A new study led by Scripps Institution of Oceanography at UC San Diego suggests that a new regime of wet and dry extremes is emerging in California and that the projected bolstering of extreme precipitation is likely to be caused by streams of moisture in the sky known as atmospheric rivers (ARs).
California already has the most volatile water resources in the country. Scripps scientists discovered that the state’s precipitation, as it becomes less frequent but preferentially stronger, will vacillate even more wildly between extremes of drought and flooding as a consequence of climate change.
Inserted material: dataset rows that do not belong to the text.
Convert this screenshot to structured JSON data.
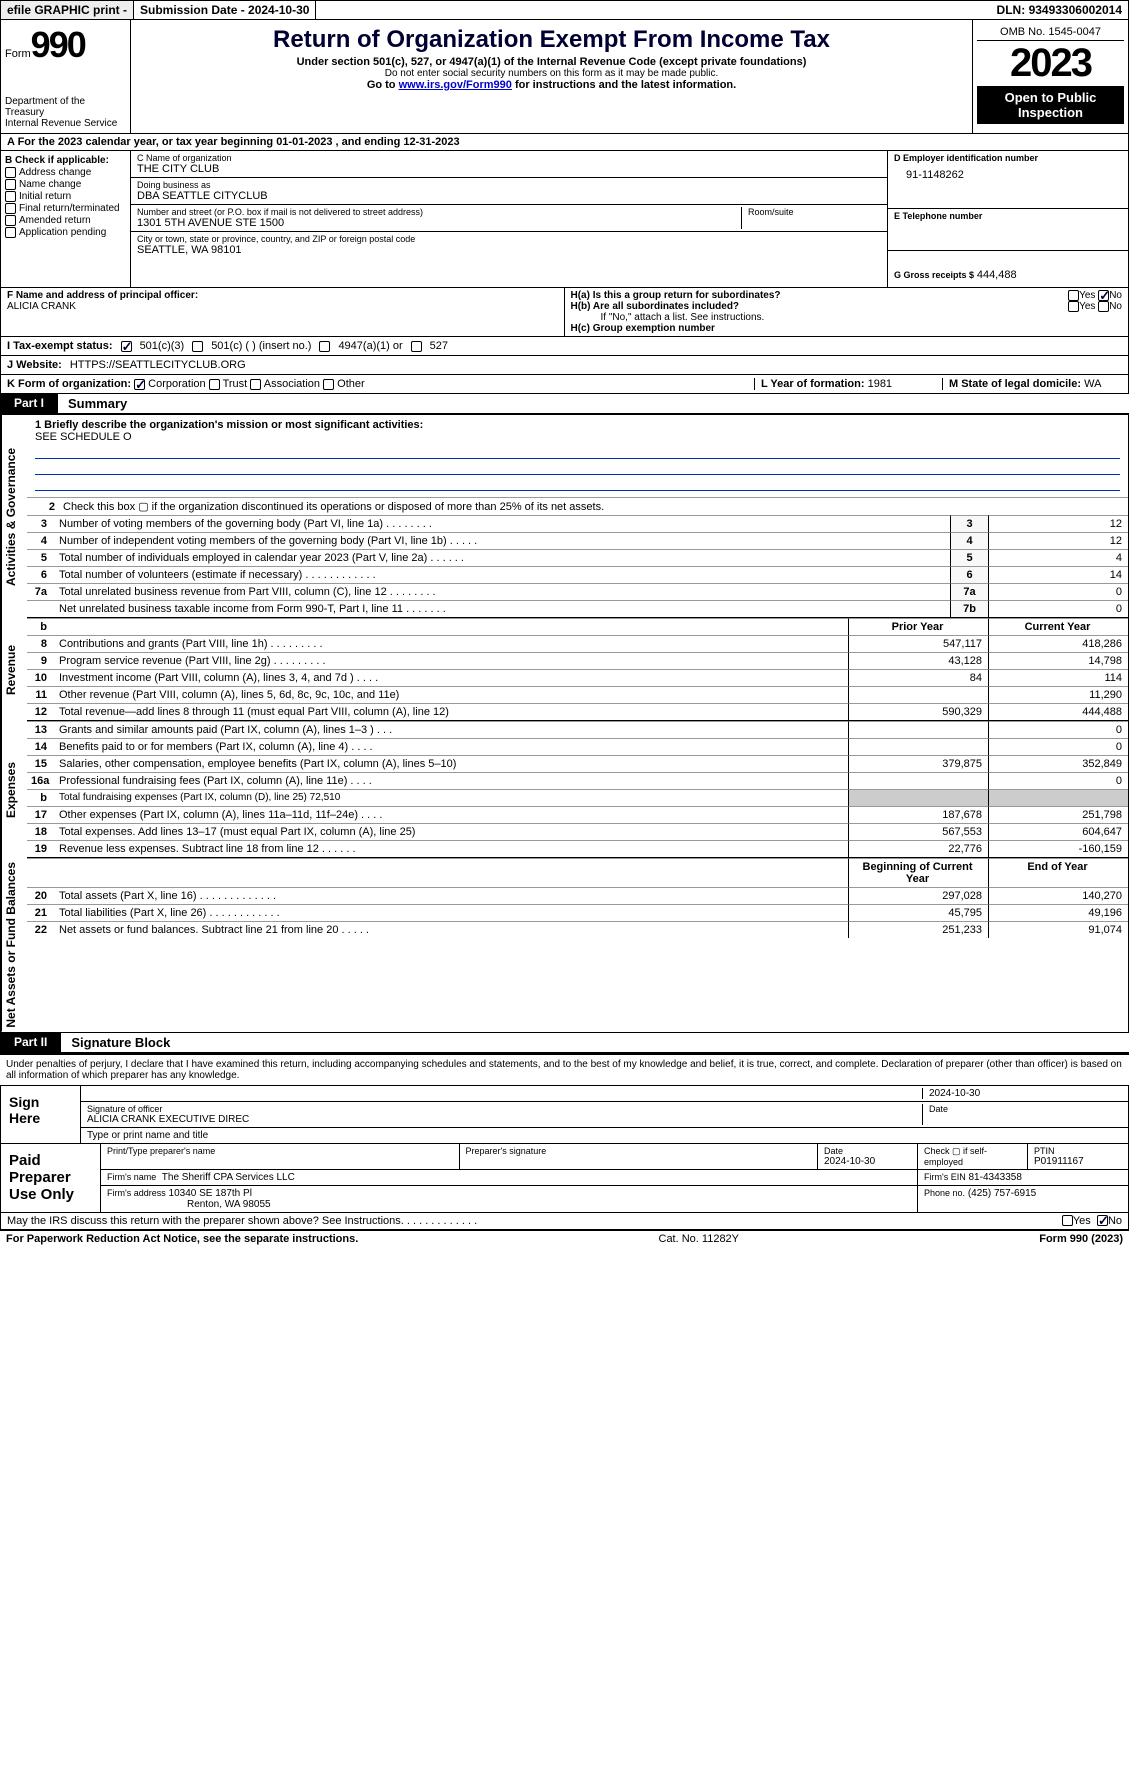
{
  "topbar": {
    "efile": "efile GRAPHIC print -",
    "submission": "Submission Date - 2024-10-30",
    "dln_label": "DLN:",
    "dln": "93493306002014"
  },
  "header": {
    "form_word": "Form",
    "form_num": "990",
    "dept": "Department of the Treasury\nInternal Revenue Service",
    "title": "Return of Organization Exempt From Income Tax",
    "subtitle": "Under section 501(c), 527, or 4947(a)(1) of the Internal Revenue Code (except private foundations)",
    "note": "Do not enter social security numbers on this form as it may be made public.",
    "goto_pre": "Go to ",
    "goto_link": "www.irs.gov/Form990",
    "goto_post": " for instructions and the latest information.",
    "omb": "OMB No. 1545-0047",
    "year": "2023",
    "open": "Open to Public Inspection"
  },
  "sectionA": "A  For the 2023 calendar year, or tax year beginning 01-01-2023    , and ending 12-31-2023",
  "b": {
    "label": "B Check if applicable:",
    "items": [
      "Address change",
      "Name change",
      "Initial return",
      "Final return/terminated",
      "Amended return",
      "Application pending"
    ]
  },
  "c": {
    "name_lbl": "C Name of organization",
    "name": "THE CITY CLUB",
    "dba_lbl": "Doing business as",
    "dba": "DBA SEATTLE CITYCLUB",
    "addr_lbl": "Number and street (or P.O. box if mail is not delivered to street address)",
    "addr": "1301 5TH AVENUE STE 1500",
    "room_lbl": "Room/suite",
    "city_lbl": "City or town, state or province, country, and ZIP or foreign postal code",
    "city": "SEATTLE, WA   98101"
  },
  "d": {
    "ein_lbl": "D Employer identification number",
    "ein": "91-1148262",
    "tel_lbl": "E Telephone number",
    "gross_lbl": "G Gross receipts $",
    "gross": "444,488"
  },
  "f": {
    "lbl": "F  Name and address of principal officer:",
    "name": "ALICIA CRANK"
  },
  "h": {
    "a_lbl": "H(a)  Is this a group return for subordinates?",
    "b_lbl": "H(b)  Are all subordinates included?",
    "b_note": "If \"No,\" attach a list. See instructions.",
    "c_lbl": "H(c)  Group exemption number",
    "yes": "Yes",
    "no": "No"
  },
  "i": {
    "lbl": "I   Tax-exempt status:",
    "o1": "501(c)(3)",
    "o2": "501(c) (  ) (insert no.)",
    "o3": "4947(a)(1) or",
    "o4": "527"
  },
  "j": {
    "lbl": "J   Website:",
    "val": "HTTPS://SEATTLECITYCLUB.ORG"
  },
  "k": {
    "lbl": "K Form of organization:",
    "o1": "Corporation",
    "o2": "Trust",
    "o3": "Association",
    "o4": "Other",
    "l_lbl": "L Year of formation:",
    "l_val": "1981",
    "m_lbl": "M State of legal domicile:",
    "m_val": "WA"
  },
  "part1": {
    "tag": "Part I",
    "title": "Summary"
  },
  "mission": {
    "lbl": "1   Briefly describe the organization's mission or most significant activities:",
    "val": "SEE SCHEDULE O"
  },
  "gov_rows": [
    {
      "n": "2",
      "t": "Check this box ▢ if the organization discontinued its operations or disposed of more than 25% of its net assets."
    },
    {
      "n": "3",
      "t": "Number of voting members of the governing body (Part VI, line 1a)   .    .    .    .    .    .    .    .",
      "box": "3",
      "v": "12"
    },
    {
      "n": "4",
      "t": "Number of independent voting members of the governing body (Part VI, line 1b)   .    .    .    .    .",
      "box": "4",
      "v": "12"
    },
    {
      "n": "5",
      "t": "Total number of individuals employed in calendar year 2023 (Part V, line 2a)   .    .    .    .    .    .",
      "box": "5",
      "v": "4"
    },
    {
      "n": "6",
      "t": "Total number of volunteers (estimate if necessary)   .    .    .    .    .    .    .    .    .    .    .    .",
      "box": "6",
      "v": "14"
    },
    {
      "n": "7a",
      "t": "Total unrelated business revenue from Part VIII, column (C), line 12   .    .    .    .    .    .    .    .",
      "box": "7a",
      "v": "0"
    },
    {
      "n": "",
      "t": "Net unrelated business taxable income from Form 990-T, Part I, line 11   .    .    .    .    .    .    .",
      "box": "7b",
      "v": "0"
    }
  ],
  "labels": {
    "gov": "Activities & Governance",
    "rev": "Revenue",
    "exp": "Expenses",
    "net": "Net Assets or Fund Balances",
    "prior": "Prior Year",
    "current": "Current Year",
    "bcy": "Beginning of Current Year",
    "eoy": "End of Year",
    "b": "b"
  },
  "rev_rows": [
    {
      "n": "8",
      "t": "Contributions and grants (Part VIII, line 1h)    .    .    .    .    .    .    .    .    .",
      "py": "547,117",
      "cy": "418,286"
    },
    {
      "n": "9",
      "t": "Program service revenue (Part VIII, line 2g)   .    .    .    .    .    .    .    .    .",
      "py": "43,128",
      "cy": "14,798"
    },
    {
      "n": "10",
      "t": "Investment income (Part VIII, column (A), lines 3, 4, and 7d )   .    .    .    .",
      "py": "84",
      "cy": "114"
    },
    {
      "n": "11",
      "t": "Other revenue (Part VIII, column (A), lines 5, 6d, 8c, 9c, 10c, and 11e)",
      "py": "",
      "cy": "11,290"
    },
    {
      "n": "12",
      "t": "Total revenue—add lines 8 through 11 (must equal Part VIII, column (A), line 12)",
      "py": "590,329",
      "cy": "444,488"
    }
  ],
  "exp_rows": [
    {
      "n": "13",
      "t": "Grants and similar amounts paid (Part IX, column (A), lines 1–3 )   .    .    .",
      "py": "",
      "cy": "0"
    },
    {
      "n": "14",
      "t": "Benefits paid to or for members (Part IX, column (A), line 4)   .    .    .    .",
      "py": "",
      "cy": "0"
    },
    {
      "n": "15",
      "t": "Salaries, other compensation, employee benefits (Part IX, column (A), lines 5–10)",
      "py": "379,875",
      "cy": "352,849"
    },
    {
      "n": "16a",
      "t": "Professional fundraising fees (Part IX, column (A), line 11e)   .    .    .    .",
      "py": "",
      "cy": "0"
    },
    {
      "n": "b",
      "t": "Total fundraising expenses (Part IX, column (D), line 25) 72,510",
      "shade": true
    },
    {
      "n": "17",
      "t": "Other expenses (Part IX, column (A), lines 11a–11d, 11f–24e)   .    .    .    .",
      "py": "187,678",
      "cy": "251,798"
    },
    {
      "n": "18",
      "t": "Total expenses. Add lines 13–17 (must equal Part IX, column (A), line 25)",
      "py": "567,553",
      "cy": "604,647"
    },
    {
      "n": "19",
      "t": "Revenue less expenses. Subtract line 18 from line 12   .    .    .    .    .    .",
      "py": "22,776",
      "cy": "-160,159"
    }
  ],
  "net_rows": [
    {
      "n": "20",
      "t": "Total assets (Part X, line 16)   .    .    .    .    .    .    .    .    .    .    .    .    .",
      "py": "297,028",
      "cy": "140,270"
    },
    {
      "n": "21",
      "t": "Total liabilities (Part X, line 26)   .    .    .    .    .    .    .    .    .    .    .    .",
      "py": "45,795",
      "cy": "49,196"
    },
    {
      "n": "22",
      "t": "Net assets or fund balances. Subtract line 21 from line 20   .    .    .    .    .",
      "py": "251,233",
      "cy": "91,074"
    }
  ],
  "part2": {
    "tag": "Part II",
    "title": "Signature Block"
  },
  "perjury": "Under penalties of perjury, I declare that I have examined this return, including accompanying schedules and statements, and to the best of my knowledge and belief, it is true, correct, and complete. Declaration of preparer (other than officer) is based on all information of which preparer has any knowledge.",
  "sign": {
    "here": "Sign Here",
    "date_top": "2024-10-30",
    "sig_lbl": "Signature of officer",
    "officer": "ALICIA CRANK  EXECUTIVE DIREC",
    "date_lbl": "Date",
    "type_lbl": "Type or print name and title"
  },
  "prep": {
    "label": "Paid Preparer Use Only",
    "h1": "Print/Type preparer's name",
    "h2": "Preparer's signature",
    "h3_lbl": "Date",
    "h3": "2024-10-30",
    "h4": "Check ▢ if self-employed",
    "h5_lbl": "PTIN",
    "h5": "P01911167",
    "firm_lbl": "Firm's name",
    "firm": "The Sheriff CPA Services LLC",
    "ein_lbl": "Firm's EIN",
    "ein": "81-4343358",
    "addr_lbl": "Firm's address",
    "addr1": "10340 SE 187th Pl",
    "addr2": "Renton, WA   98055",
    "phone_lbl": "Phone no.",
    "phone": "(425) 757-6915"
  },
  "discuss": {
    "q": "May the IRS discuss this return with the preparer shown above? See Instructions.    .    .    .    .    .    .    .    .    .    .    .    .",
    "yes": "Yes",
    "no": "No"
  },
  "footer": {
    "l": "For Paperwork Reduction Act Notice, see the separate instructions.",
    "c": "Cat. No. 11282Y",
    "r": "Form 990 (2023)"
  }
}
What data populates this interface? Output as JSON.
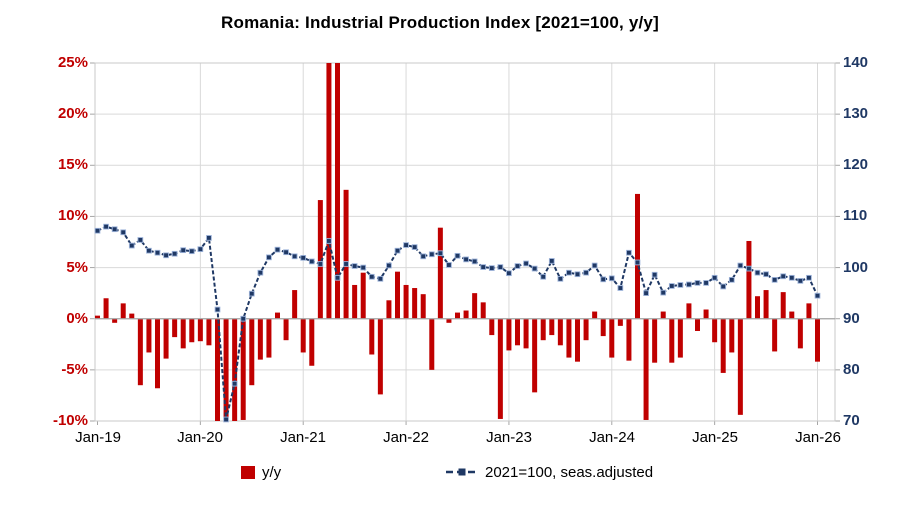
{
  "title": "Romania: Industrial Production Index [2021=100, y/y]",
  "colors": {
    "bar": "#c00000",
    "line": "#1f3864",
    "left_axis_labels": "#c00000",
    "right_axis_labels": "#1f3864",
    "x_axis_labels": "#000000",
    "gridline": "#d9d9d9",
    "plot_border": "#c9c9c9",
    "zero_line": "#a6a6a6",
    "marker_halo": "#9db3d9",
    "background": "#ffffff"
  },
  "axes": {
    "left_ticks": [
      "25%",
      "20%",
      "15%",
      "10%",
      "5%",
      "0%",
      "-5%",
      "-10%"
    ],
    "right_ticks": [
      "140",
      "130",
      "120",
      "110",
      "100",
      "90",
      "80",
      "70"
    ],
    "x_ticks": [
      "Jan-19",
      "Jan-20",
      "Jan-21",
      "Jan-22",
      "Jan-23",
      "Jan-24",
      "Jan-25",
      "Jan-26"
    ]
  },
  "legend": {
    "bar_label": "y/y",
    "line_label": "2021=100, seas.adjusted"
  },
  "chart_data": {
    "type": "combo",
    "subtype": [
      "bar",
      "line"
    ],
    "frequency": "monthly",
    "title": "Romania: Industrial Production Index [2021=100, y/y]",
    "grid": true,
    "legend_position": "bottom",
    "left_axis": {
      "min": -10,
      "max": 25,
      "step": 5,
      "unit": "%"
    },
    "right_axis": {
      "min": 70,
      "max": 140,
      "step": 10
    },
    "clipped_bars_at_axis_limit": [
      "Mar-20",
      "Apr-20",
      "May-20",
      "Apr-21",
      "May-21"
    ],
    "categories": [
      "Jan-19",
      "Feb-19",
      "Mar-19",
      "Apr-19",
      "May-19",
      "Jun-19",
      "Jul-19",
      "Aug-19",
      "Sep-19",
      "Oct-19",
      "Nov-19",
      "Dec-19",
      "Jan-20",
      "Feb-20",
      "Mar-20",
      "Apr-20",
      "May-20",
      "Jun-20",
      "Jul-20",
      "Aug-20",
      "Sep-20",
      "Oct-20",
      "Nov-20",
      "Dec-20",
      "Jan-21",
      "Feb-21",
      "Mar-21",
      "Apr-21",
      "May-21",
      "Jun-21",
      "Jul-21",
      "Aug-21",
      "Sep-21",
      "Oct-21",
      "Nov-21",
      "Dec-21",
      "Jan-22",
      "Feb-22",
      "Mar-22",
      "Apr-22",
      "May-22",
      "Jun-22",
      "Jul-22",
      "Aug-22",
      "Sep-22",
      "Oct-22",
      "Nov-22",
      "Dec-22",
      "Jan-23",
      "Feb-23",
      "Mar-23",
      "Apr-23",
      "May-23",
      "Jun-23",
      "Jul-23",
      "Aug-23",
      "Sep-23",
      "Oct-23",
      "Nov-23",
      "Dec-23",
      "Jan-24",
      "Feb-24",
      "Mar-24",
      "Apr-24",
      "May-24",
      "Jun-24",
      "Jul-24",
      "Aug-24",
      "Sep-24",
      "Oct-24",
      "Nov-24",
      "Dec-24",
      "Jan-25",
      "Feb-25",
      "Mar-25",
      "Apr-25",
      "May-25",
      "Jun-25",
      "Jul-25",
      "Aug-25",
      "Sep-25",
      "Oct-25",
      "Nov-25",
      "Dec-25",
      "Jan-26"
    ],
    "series": [
      {
        "name": "y/y",
        "type": "bar",
        "axis": "left",
        "unit": "%",
        "color": "#c00000",
        "values": [
          0.3,
          2.0,
          -0.4,
          1.5,
          0.5,
          -6.5,
          -3.3,
          -6.8,
          -3.9,
          -1.8,
          -2.9,
          -2.3,
          -2.2,
          -2.6,
          -10,
          -10,
          -10,
          -9.9,
          -6.5,
          -4.0,
          -3.8,
          0.6,
          -2.1,
          2.8,
          -3.3,
          -4.6,
          11.6,
          25,
          25,
          12.6,
          3.3,
          4.5,
          -3.5,
          -7.4,
          1.8,
          4.6,
          3.3,
          3.0,
          2.4,
          -5.0,
          8.9,
          -0.4,
          0.6,
          0.8,
          2.5,
          1.6,
          -1.6,
          -9.8,
          -3.1,
          -2.6,
          -2.9,
          -7.2,
          -2.1,
          -1.6,
          -2.6,
          -3.8,
          -4.2,
          -2.1,
          0.7,
          -1.7,
          -3.8,
          -0.7,
          -4.1,
          12.2,
          -9.9,
          -4.3,
          0.7,
          -4.3,
          -3.8,
          1.5,
          -1.2,
          0.9,
          -2.3,
          -5.3,
          -3.3,
          -9.4,
          7.6,
          2.2,
          2.8,
          -3.2,
          2.6,
          0.7,
          -2.9,
          1.5,
          -4.2
        ]
      },
      {
        "name": "2021=100, seas.adjusted",
        "type": "line",
        "axis": "right",
        "color": "#1f3864",
        "marker": "square",
        "dashed": true,
        "values": [
          107.2,
          108.0,
          107.5,
          106.9,
          104.3,
          105.4,
          103.3,
          102.9,
          102.4,
          102.7,
          103.4,
          103.2,
          103.6,
          105.8,
          91.8,
          70.3,
          77.3,
          90.0,
          94.9,
          99.0,
          102.0,
          103.5,
          103.0,
          102.2,
          101.9,
          101.2,
          100.7,
          105.2,
          98.0,
          100.7,
          100.3,
          100.0,
          98.2,
          97.8,
          100.4,
          103.3,
          104.4,
          104.0,
          102.2,
          102.6,
          102.8,
          100.5,
          102.3,
          101.6,
          101.2,
          100.1,
          99.9,
          100.1,
          98.9,
          100.3,
          100.8,
          99.8,
          98.2,
          101.3,
          97.8,
          99.0,
          98.7,
          99.0,
          100.4,
          97.7,
          97.9,
          96.0,
          102.9,
          101.0,
          95.0,
          98.6,
          95.1,
          96.4,
          96.6,
          96.7,
          97.0,
          97.0,
          98.0,
          96.3,
          97.6,
          100.4,
          99.8,
          99.0,
          98.7,
          97.6,
          98.3,
          98.0,
          97.4,
          98.0,
          94.5
        ]
      }
    ]
  }
}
The federal Bureau of Reclamation, the Southwest Climate Adaptation Science Center, NOAA, the U.S. Geological Survey, and NASA funded the study, “Precipitation regime change in Western North America: The role of Atmospheric Rivers,” which appears July 9 in the journal Nature Scientific Reports.
The researchers examined simulations of historical and future “business-as-usual” climate scenarios from sixteen global climate models, focusing on western North America. They found that all 16 models project that the heavy precipitation the West gets in the future will come more prominently from atmospheric rivers. Overall, California is expected to get about the same or slightly more precipitation over the long term but in a progressively more dramatic fashion. The frequency of precipitation will diminish because storms not related to atmospheric rivers will venture less frequently into the region, while ARs will be more potent in a warming climate.